Focus sur la libération du capital social d’une entreprise

Que l’entreprise soit unipersonnelle (EURL ou SASU) ou bien qu’elle comporte des associés (SARL, SA, SAS, SCI, etc.), sa création implique la constitution du capital social. Ainsi, chaque personne contribuant à le constituer par le versement d’un apport (numéraire, en nature ou en industrie) obtient le titre d’associé. 

Néanmoins, l’entreprise ne peut pas disposer de son capital social (valeur totale des biens et des sommes d’argent engagés) tant que celui-ci n’est pas libéré. En outre, les associés n’ont aucune obligation de libérer l’intégralité de leurs apports à la création d’une entreprise. 

Faisons le point ensemble pour y voir plus clair. 

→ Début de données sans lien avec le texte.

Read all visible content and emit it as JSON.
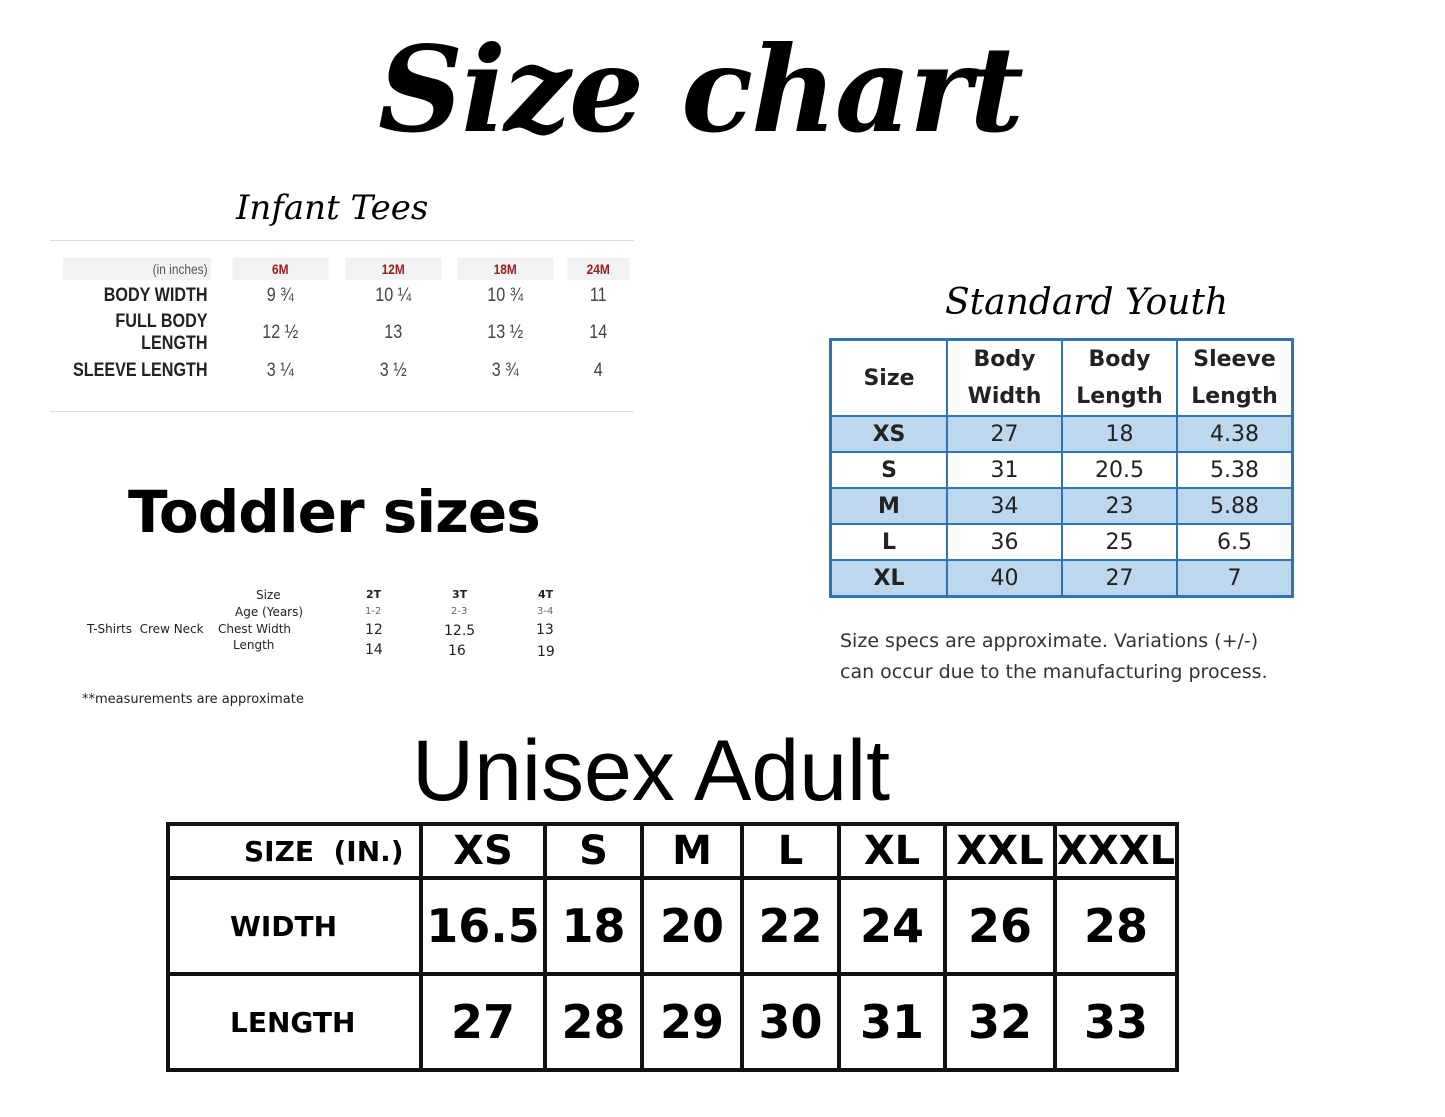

Que signifie la libération du capital social de l’entreprise 

Deux notions importantes sont à comprendre en matière de constitution du capital social à la création de l’entreprise

  1. La souscription au capital de la société signifie que chaque associé s’engage à verser un apport numéraire ou un apport en nature (biens) à la société. Pour cela, la souscription ou promesse d’apports est formalisée lors de la signature des statuts de la société et/ou du bulletin de souscription d’actions par chaque associé. 
  1. La libération du capital de la société désigne la mise à disposition (le versement réel) des apports par chaque associé. La réalisation effective des apports correspond donc à l’exécution de la promesse faite lors de la souscription. 

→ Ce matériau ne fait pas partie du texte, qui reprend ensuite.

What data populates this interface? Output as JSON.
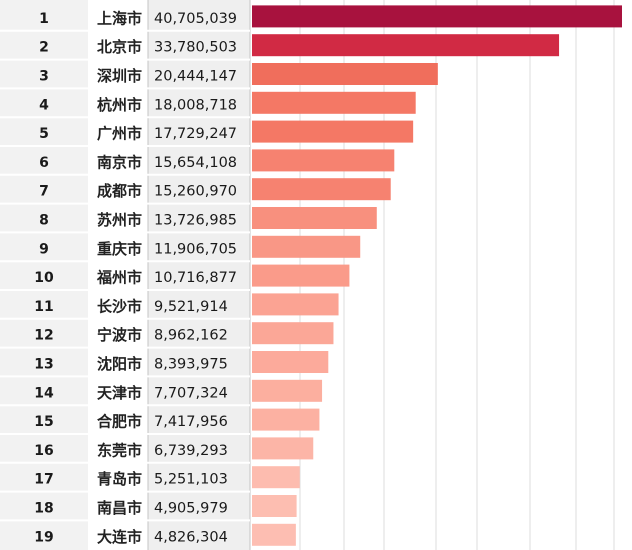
{
  "chart_data": {
    "type": "bar",
    "orientation": "horizontal",
    "title": "",
    "xlabel": "",
    "ylabel": "",
    "xlim": [
      0,
      41500000
    ],
    "grid": true,
    "legend": "none",
    "columns": [
      "rank",
      "city",
      "value"
    ],
    "rows": [
      {
        "rank": "1",
        "city": "上海市",
        "value": 40705039,
        "display": "40,705,039",
        "color": "#a8123e"
      },
      {
        "rank": "2",
        "city": "北京市",
        "value": 33780503,
        "display": "33,780,503",
        "color": "#d12a44"
      },
      {
        "rank": "3",
        "city": "深圳市",
        "value": 20444147,
        "display": "20,444,147",
        "color": "#f06e5c"
      },
      {
        "rank": "4",
        "city": "杭州市",
        "value": 18008718,
        "display": "18,008,718",
        "color": "#f47865"
      },
      {
        "rank": "5",
        "city": "广州市",
        "value": 17729247,
        "display": "17,729,247",
        "color": "#f47865"
      },
      {
        "rank": "6",
        "city": "南京市",
        "value": 15654108,
        "display": "15,654,108",
        "color": "#f68270"
      },
      {
        "rank": "7",
        "city": "成都市",
        "value": 15260970,
        "display": "15,260,970",
        "color": "#f68270"
      },
      {
        "rank": "8",
        "city": "苏州市",
        "value": 13726985,
        "display": "13,726,985",
        "color": "#f8907e"
      },
      {
        "rank": "9",
        "city": "重庆市",
        "value": 11906705,
        "display": "11,906,705",
        "color": "#f99786"
      },
      {
        "rank": "10",
        "city": "福州市",
        "value": 10716877,
        "display": "10,716,877",
        "color": "#fa9b8a"
      },
      {
        "rank": "11",
        "city": "长沙市",
        "value": 9521914,
        "display": "9,521,914",
        "color": "#fba393"
      },
      {
        "rank": "12",
        "city": "宁波市",
        "value": 8962162,
        "display": "8,962,162",
        "color": "#fba797"
      },
      {
        "rank": "13",
        "city": "沈阳市",
        "value": 8393975,
        "display": "8,393,975",
        "color": "#fcaa9b"
      },
      {
        "rank": "14",
        "city": "天津市",
        "value": 7707324,
        "display": "7,707,324",
        "color": "#fcaf9f"
      },
      {
        "rank": "15",
        "city": "合肥市",
        "value": 7417956,
        "display": "7,417,956",
        "color": "#fcb1a2"
      },
      {
        "rank": "16",
        "city": "东莞市",
        "value": 6739293,
        "display": "6,739,293",
        "color": "#fcb5a7"
      },
      {
        "rank": "17",
        "city": "青岛市",
        "value": 5251103,
        "display": "5,251,103",
        "color": "#fdbcaf"
      },
      {
        "rank": "18",
        "city": "南昌市",
        "value": 4905979,
        "display": "4,905,979",
        "color": "#fdbeb1"
      },
      {
        "rank": "19",
        "city": "大连市",
        "value": 4826304,
        "display": "4,826,304",
        "color": "#fdbeb2"
      }
    ]
  },
  "colors": {
    "rank_band": "#f2f2f2",
    "value_band": "#efefef",
    "divider": "#c4c4c4",
    "grid": "#dcdcdc"
  }
}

Dans la majorité des cas, la souscription et la libération s’effectuent au même moment, mais il faut savoir qu’il est possible de faire une libération partielle des apports numéraires à la création de l’entreprise. Le reste pouvant être libéré de manière différée et dans le respect d’un délai maximal. 

Quelles sont les conditions de libération du capital social de l’entreprise ? 

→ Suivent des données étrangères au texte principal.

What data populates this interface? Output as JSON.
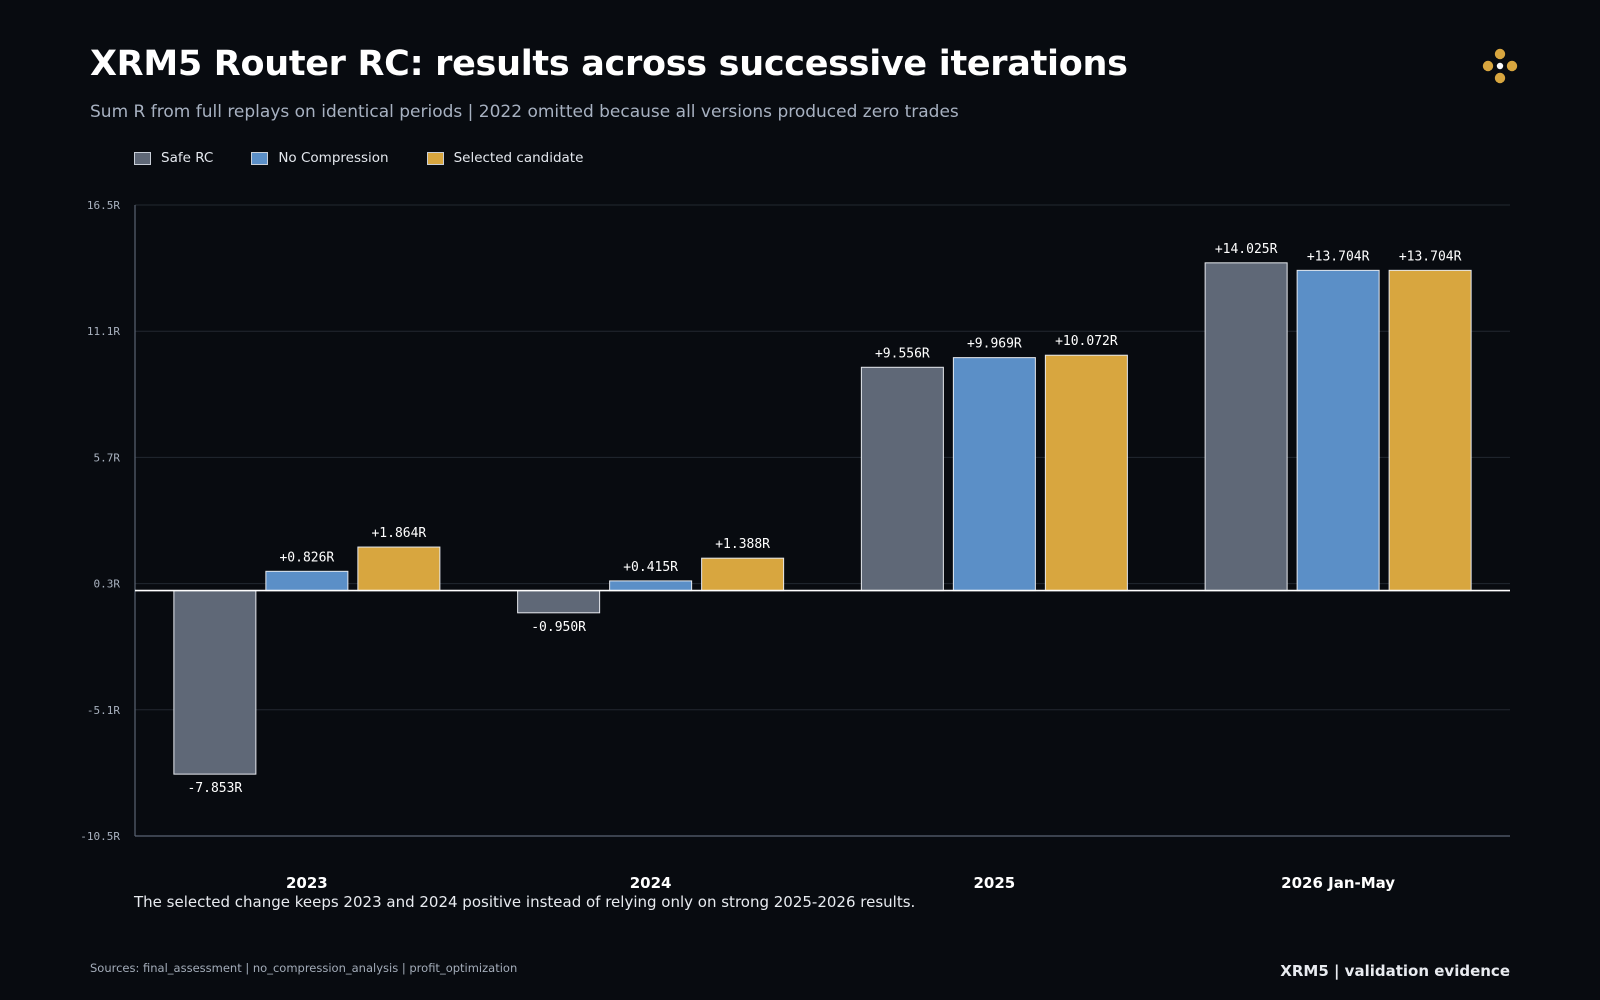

Comme nous venons de le voir, la libération des apports en numéraire à la création de l’entreprise peut être totale ou partielle. Ceci n’est pas valable pour les apports en nature qui doivent obligatoirement être libérés dès leur souscription. 

Les conditions de libération du capital social varient selon le régime juridique de la société, ainsi :  

  • pour la SA, SAS et SASU : au moins la moitié du montant total des apports en numéraire doit être versée pour l’immatriculation de la société et l’autre moitié doit être libérée dans les 5 ans (en un seul ou plusieurs versements) ; 
  • pour la SARL et l’EURL : au moins un cinquième (soit 20 %) de la totalité des apports doit être libéré pour l’immatriculation de la société et le reste des apports sont à libérer dans les 5 ans ; 
  • pour la SCI : aucun délai ni montant minimum ne sont exigés par la loi, ce sont les statuts qui prévoient les conditions de libération des apports numéraires du capital social. 

Quelles sont les conséquences de la non-libération du capital social ? 

Les conditions de libération prévue par la loi (ou les statuts juridiques de l’entreprise) ont pour objectif de s’assurer que le montant du capital social est bien réel. Les associés peuvent être sanctionnés si les conditions ne sont pas remplies.  

Enfin, une entreprise soumise à l’impôt sur les sociétés ne peut bénéficier du taux réduit d’imposition de 15 % sur les bénéfices uniquement lorsque le capital social de la société est intégralement libéré. Le cas échéant, le taux d’imposition de 33,33 % s’applique dès le premier euro de bénéfices.